Both sides raised competing policy considerations in recognizing this novel duty of care. The Court decided not to dismiss the claim on a preliminary motion. In other words, it was not plain and obvious that policy reasons would prevent the courts from recognizing a duty of care.

Piercing the corporate veil

In the Choc action, the plaintiffs also claimed that the corporate veil should be pierced to impose liability on Hudbay for the torts of battery, wrongful imprisonment, and wrongful death committed by CGN’s employees or agents.

In Ontario, the courts have recognized three circumstances in which separate legal personality can be disregarded and the corporate veil can be pierced:

  1. Where the corporation is “completely dominated and controlled and being used as a shield for fraudulent or improper conduct”
  2. Where the corporation has acted as the authorized agent of its controllers, corporate or human
  3. Where a statute or contract requires it.

The Court concluded that the plaintiff’s had plead the required elements of the second exception to the rule of separate legal personality:

[49] Whether or not this agency relationship is ultimately found to have existed at the relevant time, the allegation is not patently ridiculous or incapable of proof, and therefore must be taken to be true for the purposes of this motion. If the plaintiffs can prove at trial that CGN was Hudbay’s agent at the relevant time, they may be able to lift the corporate veil and hold Hudbay liable.

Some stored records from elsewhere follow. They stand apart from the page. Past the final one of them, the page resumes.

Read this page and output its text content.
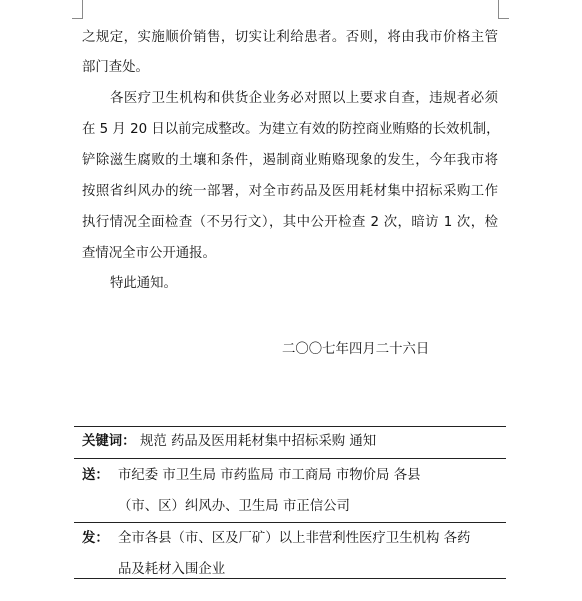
之规定，实施顺价销售，切实让利给患者。否则，将由我市价格主管
部门查处。
各医疗卫生机构和供货企业务必对照以上要求自查，违规者必须
在 5 月 20 日以前完成整改。为建立有效的防控商业贿赂的长效机制，
铲除滋生腐败的土壤和条件，遏制商业贿赂现象的发生，今年我市将
按照省纠风办的统一部署，对全市药品及医用耗材集中招标采购工作
执行情况全面检查（不另行文），其中公开检查 2 次，暗访 1 次，检
查情况全市公开通报。
特此通知。
二〇〇七年四月二十六日
关键词： 规范 药品及医用耗材集中招标采购 通知
送： 市纪委 市卫生局 市药监局 市工商局 市物价局 各县
（市、区）纠风办、卫生局 市正信公司
发： 全市各县（市、区及厂矿）以上非营利性医疗卫生机构 各药
品及耗材入围企业
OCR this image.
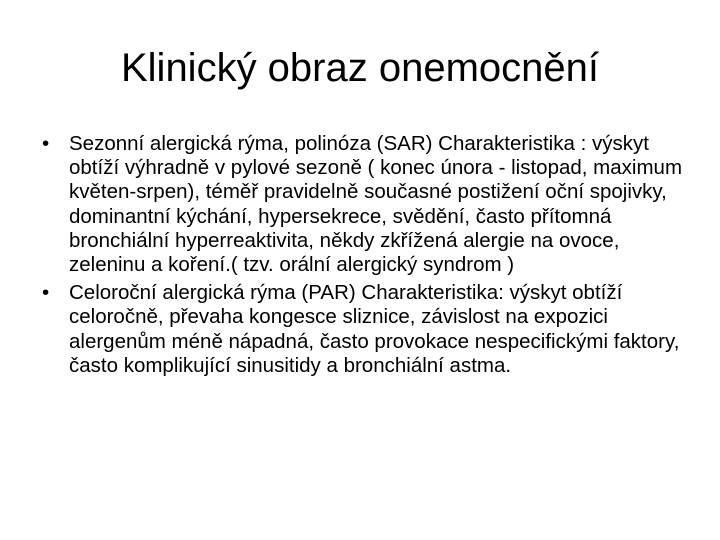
Klinický obraz onemocnění
• Sezonní alergická rýma, polinóza (SAR) Charakteristika : výskyt obtíží výhradně v pylové sezoně ( konec února - listopad, maximum květen-srpen), téměř pravidelně současné postižení oční spojivky, dominantní kýchání, hypersekrece, svědění, často přítomná bronchiální hyperreaktivita, někdy zkřížená alergie na ovoce, zeleninu a koření.( tzv. orální alergický syndrom )
• Celoroční alergická rýma (PAR) Charakteristika: výskyt obtíží celoročně, převaha kongesce sliznice, závislost na expozici alergenům méně nápadná, často provokace nespecifickými faktory, často komplikující sinusitidy a bronchiální astma.
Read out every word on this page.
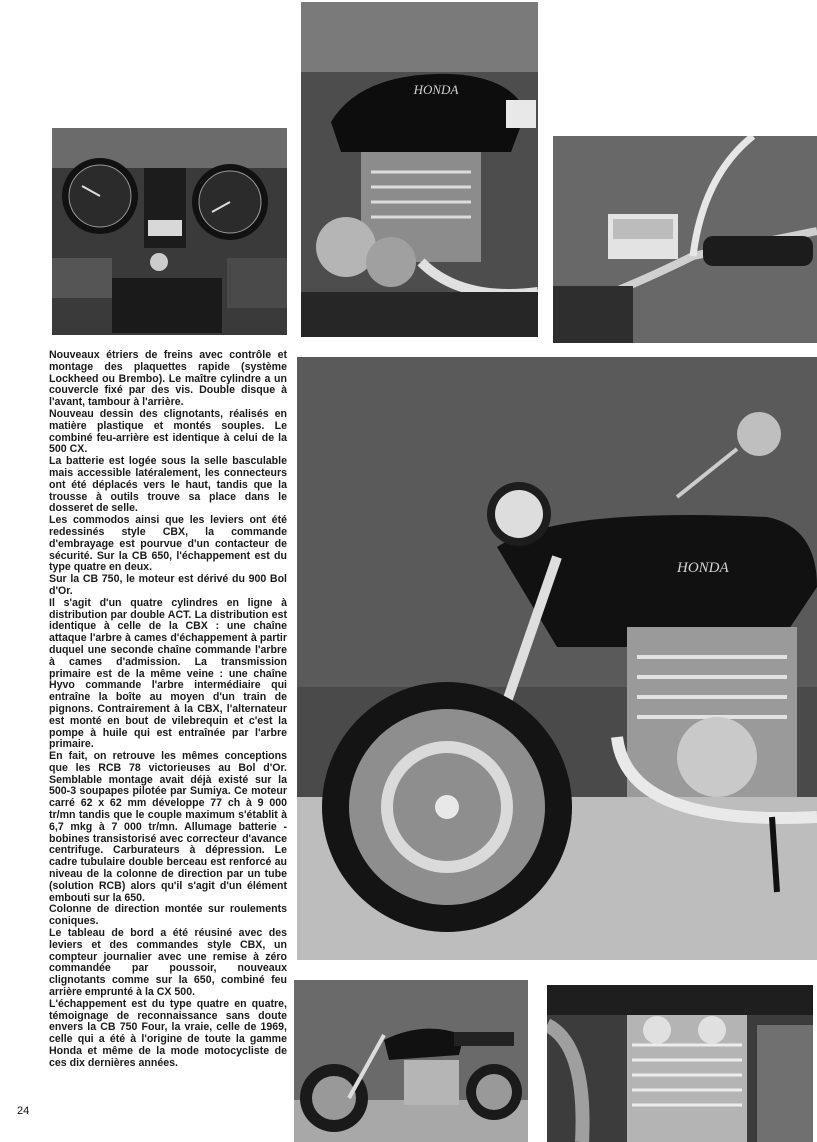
HONDA
HONDA

Nouveaux étriers de freins avec contrôle et montage des plaquettes rapide (système Lockheed ou Brembo). Le maître cylindre a un couvercle fixé par des vis. Double disque à l'avant, tambour à l'arrière.

Nouveau dessin des clignotants, réalisés en matière plastique et montés souples. Le combiné feu-arrière est identique à celui de la 500 CX.

La batterie est logée sous la selle basculable mais accessible latéralement, les connecteurs ont été déplacés vers le haut, tandis que la trousse à outils trouve sa place dans le dosseret de selle.

Les commodos ainsi que les leviers ont été redessinés style CBX, la commande d'embrayage est pourvue d'un contacteur de sécurité. Sur la CB 650, l'échappement est du type quatre en deux.

Sur la CB 750, le moteur est dérivé du 900 Bol d'Or.

Il s'agit d'un quatre cylindres en ligne à distribution par double ACT. La distribution est identique à celle de la CBX : une chaîne attaque l'arbre à cames d'échappement à partir duquel une seconde chaîne commande l'arbre à cames d'admission. La transmission primaire est de la même veine : une chaîne Hyvo commande l'arbre intermédiaire qui entraîne la boîte au moyen d'un train de pignons. Contrairement à la CBX, l'alternateur est monté en bout de vilebrequin et c'est la pompe à huile qui est entraînée par l'arbre primaire.

En fait, on retrouve les mêmes conceptions que les RCB 78 victorieuses au Bol d'Or. Semblable montage avait déjà existé sur la 500-3 soupapes pilotée par Sumiya. Ce moteur carré 62 x 62 mm développe 77 ch à 9 000 tr/mn tandis que le couple maximum s'établit à 6,7 mkg à 7 000 tr/mn. Allumage batterie - bobines transistorisé avec correcteur d'avance centrifuge. Carburateurs à dépression. Le cadre tubulaire double berceau est renforcé au niveau de la colonne de direction par un tube (solution RCB) alors qu'il s'agit d'un élément embouti sur la 650.

Colonne de direction montée sur roulements coniques.

Le tableau de bord a été réusiné avec des leviers et des commandes style CBX, un compteur journalier avec une remise à zéro commandée par poussoir, nouveaux clignotants comme sur la 650, combiné feu arrière emprunté à la CX 500.

L'échappement est du type quatre en quatre, témoignage de reconnaissance sans doute envers la CB 750 Four, la vraie, celle de 1969, celle qui a été à l'origine de toute la gamme Honda et même de la mode motocycliste de ces dix dernières années.

24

Therefore, the claim based on piercing the corporate veil in the Choc action should be allowed to proceed to trial.

Door is open for a new duty of care

The plaintiffs successfully argued that Canadian companies may owe a duty of care to individuals harmed by security personnel at its foreign operations when there is direct control by the Canadian parent (at para.73):

  •  recognizing a duty would support efforts taken by the federal government by encouraging Canadian companies to meet the “high standards of corporate social responsibility” that are currently expected by the Canadian government;
  • recognizing a duty would support the government’s stated goal of reducing risks of excessive force or human rights abuse related to the deployment of private security at Canadian enterprises abroad; and
  •  tort law should be evolving to accord with globalization, and local communities should not have to suffer without redress when adversely impacted by the business activity of a Canadian corporation operating in their country. In the words of former Justice Ian Binnie, “Ordinary tort doctrine would call for the losses to be allocated to the ultimate cost of the products and borne by the consumers who benefit from them, not disproportionately by the farmers and peasants of the Third World.”

Voluntary initiatives, such as the Voluntary Principles on Security and Human Rightsmay also be helping to establish a benchmark of diligent conduct by overseas subsidiaries.

If the plaintiffs ultimately succeed, this case could create a precedent for holding Canadian parents liable for overseas environmental damage as well.